Cabeçalho do site MUX2015
Cabeçalho do site MUX2015

Hoje (e amanhã) na Universidade de Aveiro está a ter lugar uma conferência relativamente única — a MUX 2015: http://mux.web.ua.pt/

Normalmente gosto de divulgar estas coisas antes, mas só tive oportunidade de fazer um post rápido no Facebook. Por isso, aproveito uma viagem de comboio para fazer um update intermédio.

Website atual do Cooper Hewitt
Website atual do Cooper Hewitt

A conferência abriu com o keynote de Sam Brenner, que é um dos 4 membros da equipa de “User Experience Design for Interactives” no Cooper Hewitt Museum: http://cooperhewitt.org/

Brenner abriu a conferência explicando um pouco sobre o contexto e história do Museu — sua antiga ligação à escola de Design Cooper Hewitt, e a atual ligação ao Smithsonian —, revelando um pouco do catálogo (também com peças de clara inspiração portuguesa) com alguma ironia e humor.

Bill Moggridge (Wikimedia)
Bill Moggridge (Wikimedia)

A conferência rapidamente me prendeu a atenção, mencionando desde cedo que um dos mentores do projeto foi Bill Moggridge (http://www.designinginteractions.com/bill), também um dos membros fundadores da IDEO. Quem me conhece sabe que nutro uma profunda admiração por este visionário da interação e experiência digital.
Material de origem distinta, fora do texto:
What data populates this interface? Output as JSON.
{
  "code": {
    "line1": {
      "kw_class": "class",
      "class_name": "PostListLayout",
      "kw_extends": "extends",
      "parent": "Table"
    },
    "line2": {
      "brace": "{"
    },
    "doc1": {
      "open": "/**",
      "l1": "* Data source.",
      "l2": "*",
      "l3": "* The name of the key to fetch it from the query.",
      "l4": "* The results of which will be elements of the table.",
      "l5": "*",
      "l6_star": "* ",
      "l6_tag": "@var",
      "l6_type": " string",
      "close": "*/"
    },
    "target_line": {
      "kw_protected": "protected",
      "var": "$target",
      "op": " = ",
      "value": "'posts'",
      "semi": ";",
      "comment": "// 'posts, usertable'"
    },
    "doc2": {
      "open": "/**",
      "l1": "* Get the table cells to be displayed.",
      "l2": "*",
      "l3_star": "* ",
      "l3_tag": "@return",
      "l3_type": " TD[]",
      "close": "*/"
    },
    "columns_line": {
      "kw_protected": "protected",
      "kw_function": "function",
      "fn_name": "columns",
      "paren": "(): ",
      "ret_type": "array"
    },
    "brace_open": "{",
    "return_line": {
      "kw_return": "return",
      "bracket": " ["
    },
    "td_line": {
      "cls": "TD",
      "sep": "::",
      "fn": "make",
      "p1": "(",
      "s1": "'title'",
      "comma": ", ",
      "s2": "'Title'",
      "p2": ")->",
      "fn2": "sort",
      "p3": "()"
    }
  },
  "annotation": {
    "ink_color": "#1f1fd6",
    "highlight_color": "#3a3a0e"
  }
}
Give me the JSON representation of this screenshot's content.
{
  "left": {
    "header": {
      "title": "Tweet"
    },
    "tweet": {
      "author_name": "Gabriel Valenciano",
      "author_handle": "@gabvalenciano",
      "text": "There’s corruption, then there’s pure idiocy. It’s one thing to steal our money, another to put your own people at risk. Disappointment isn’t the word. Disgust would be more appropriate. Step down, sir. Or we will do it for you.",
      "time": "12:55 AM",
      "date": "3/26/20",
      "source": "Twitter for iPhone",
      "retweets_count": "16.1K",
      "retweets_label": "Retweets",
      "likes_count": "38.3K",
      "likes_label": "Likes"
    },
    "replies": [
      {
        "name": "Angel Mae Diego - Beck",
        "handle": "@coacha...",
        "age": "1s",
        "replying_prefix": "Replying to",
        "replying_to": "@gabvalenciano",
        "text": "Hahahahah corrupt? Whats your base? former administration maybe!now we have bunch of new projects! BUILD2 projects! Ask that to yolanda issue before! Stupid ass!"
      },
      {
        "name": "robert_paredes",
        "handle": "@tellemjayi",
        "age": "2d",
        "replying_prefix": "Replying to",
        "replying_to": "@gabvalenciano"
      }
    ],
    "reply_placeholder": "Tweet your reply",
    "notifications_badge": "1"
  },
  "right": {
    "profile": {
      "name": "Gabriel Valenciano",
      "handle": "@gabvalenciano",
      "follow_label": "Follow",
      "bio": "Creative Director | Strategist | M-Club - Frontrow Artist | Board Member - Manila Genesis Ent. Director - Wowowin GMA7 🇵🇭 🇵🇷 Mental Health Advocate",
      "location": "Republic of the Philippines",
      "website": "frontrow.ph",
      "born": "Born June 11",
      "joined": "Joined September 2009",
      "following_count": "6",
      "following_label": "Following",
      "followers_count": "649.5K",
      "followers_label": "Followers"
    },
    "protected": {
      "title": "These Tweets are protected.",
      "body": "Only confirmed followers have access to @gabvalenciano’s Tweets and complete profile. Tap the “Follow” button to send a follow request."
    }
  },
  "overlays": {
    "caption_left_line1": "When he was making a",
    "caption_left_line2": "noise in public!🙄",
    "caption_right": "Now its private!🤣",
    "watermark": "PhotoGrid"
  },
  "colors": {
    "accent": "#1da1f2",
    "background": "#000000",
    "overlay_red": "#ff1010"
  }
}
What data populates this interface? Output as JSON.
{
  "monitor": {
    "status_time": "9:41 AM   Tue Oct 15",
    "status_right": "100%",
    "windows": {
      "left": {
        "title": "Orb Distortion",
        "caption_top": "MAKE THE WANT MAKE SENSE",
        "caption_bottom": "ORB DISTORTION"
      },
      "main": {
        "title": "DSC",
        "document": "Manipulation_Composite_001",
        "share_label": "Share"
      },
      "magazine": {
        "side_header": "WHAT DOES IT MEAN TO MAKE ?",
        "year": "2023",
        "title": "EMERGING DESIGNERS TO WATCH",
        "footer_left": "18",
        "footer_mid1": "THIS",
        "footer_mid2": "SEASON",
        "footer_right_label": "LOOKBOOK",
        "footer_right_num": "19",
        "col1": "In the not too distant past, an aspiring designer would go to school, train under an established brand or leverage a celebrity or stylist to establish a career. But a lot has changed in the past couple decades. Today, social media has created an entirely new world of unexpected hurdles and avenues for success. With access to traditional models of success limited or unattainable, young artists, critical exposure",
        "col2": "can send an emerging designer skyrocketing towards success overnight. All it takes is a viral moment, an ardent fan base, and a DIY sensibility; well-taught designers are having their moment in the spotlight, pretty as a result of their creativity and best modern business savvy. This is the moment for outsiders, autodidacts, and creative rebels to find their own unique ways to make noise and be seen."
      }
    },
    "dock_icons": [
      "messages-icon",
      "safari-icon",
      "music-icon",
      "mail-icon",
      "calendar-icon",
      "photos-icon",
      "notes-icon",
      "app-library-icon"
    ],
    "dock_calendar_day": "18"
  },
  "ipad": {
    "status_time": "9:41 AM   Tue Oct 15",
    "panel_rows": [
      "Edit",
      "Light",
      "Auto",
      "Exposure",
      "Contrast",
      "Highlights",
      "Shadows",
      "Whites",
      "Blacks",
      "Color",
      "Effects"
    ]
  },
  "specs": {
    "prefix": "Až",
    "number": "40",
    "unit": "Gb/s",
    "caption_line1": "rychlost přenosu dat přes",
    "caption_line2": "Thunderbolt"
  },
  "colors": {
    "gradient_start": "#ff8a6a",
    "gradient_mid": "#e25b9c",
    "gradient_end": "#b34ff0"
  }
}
Saber que eles herdam um pouco da sua escola é verdadeiramente inspirador.

E isto revela-se na forma como se têm reinventado. Não só pela reconstrução do espaço do museu (que era uma casa vitoriana) mas também pela política de abertura e comunicação que têm demonstrado nos últimos anos.

Novo tipo de letra condensado, desenhado por Chester Jenkins
Novo tipo de letra condensado, desenhado por Chester Jenkins

Creio que voltei a prestar atenção ao Cooper Hewitt com a notícia do redesign do tipo de letra numa abordagem aberta (leia-se Open Source) da sua identidade gráfica. Esta foi uma das pontas reveladas num dos vídeos das conferências que assisti online e que eles foram divulgando. Parte desta reestruturação passou também pelas plataformas digitais.

O [novo] site responsive é espetacular—já falei sobre os melhores exemplos de websites de museus aqui antes. E Sam Brenner não desiludiu a explicar toda a estratégia. Que não se resumiu a uma mudança cosmética do website e da identidade.

Esta reestruturação da instituição não foi só superficial—querem ter uma relação mais próxima com o público. Começaram  digitalizar e a publicar online TODA a coleção no “Collections Website”. É uma estratégia que identificaram como claramente positiva—algo que o Prof. Pedro Beça também reforçou. O facto de a coleção poder ser totalmente consultada online não diminui a atratividade ou o valor do museu [ou da visita ao mesmo]. Muito pelo contrário, só aumenta a sua exposição e o fluxo de visitantes. É aqui que eu respeito e louvo os poucos diretores das instituições portuguesas que conseguem ter a visão e a coragem (e os recursos, claro!) para o fazer. É o caso do espólio fotográfico da Gulbenkian por exemplo — que o João S. me mostrou outro dia e que babei completamente—, ou da biblioteca nacional digital.

Mas voltando ao tópico e ao pormenor que mais me impressionou. Brenner faz parte de uma pequeníssima equipa. Ele é um dos 2 developers numa equipa que conta apenas com mais um Designer Gráfico e um Product Manager. Juntos delinearam uma estratégia de abertura assente em 5 pilares:

  • Everything should be available (online)
  • Online content should be rich
  • Digital content should be context-aware
  • Build a mesh of systems
  • Interfaces should avoid feeling like a database

Estes princípios são realmente importantes (eu diria essenciais) para qualquer instituição, ou associação com caráter museológico ou arquivístico atualmente. Sobre o primeiro, repetindo a ideia—o facto de um artefacto (físico) ter a sua digitalização acessível online não reduz o seu valor ou atratividade. Pelo contrário. E é isto que têm verificado nas visitas ao museu.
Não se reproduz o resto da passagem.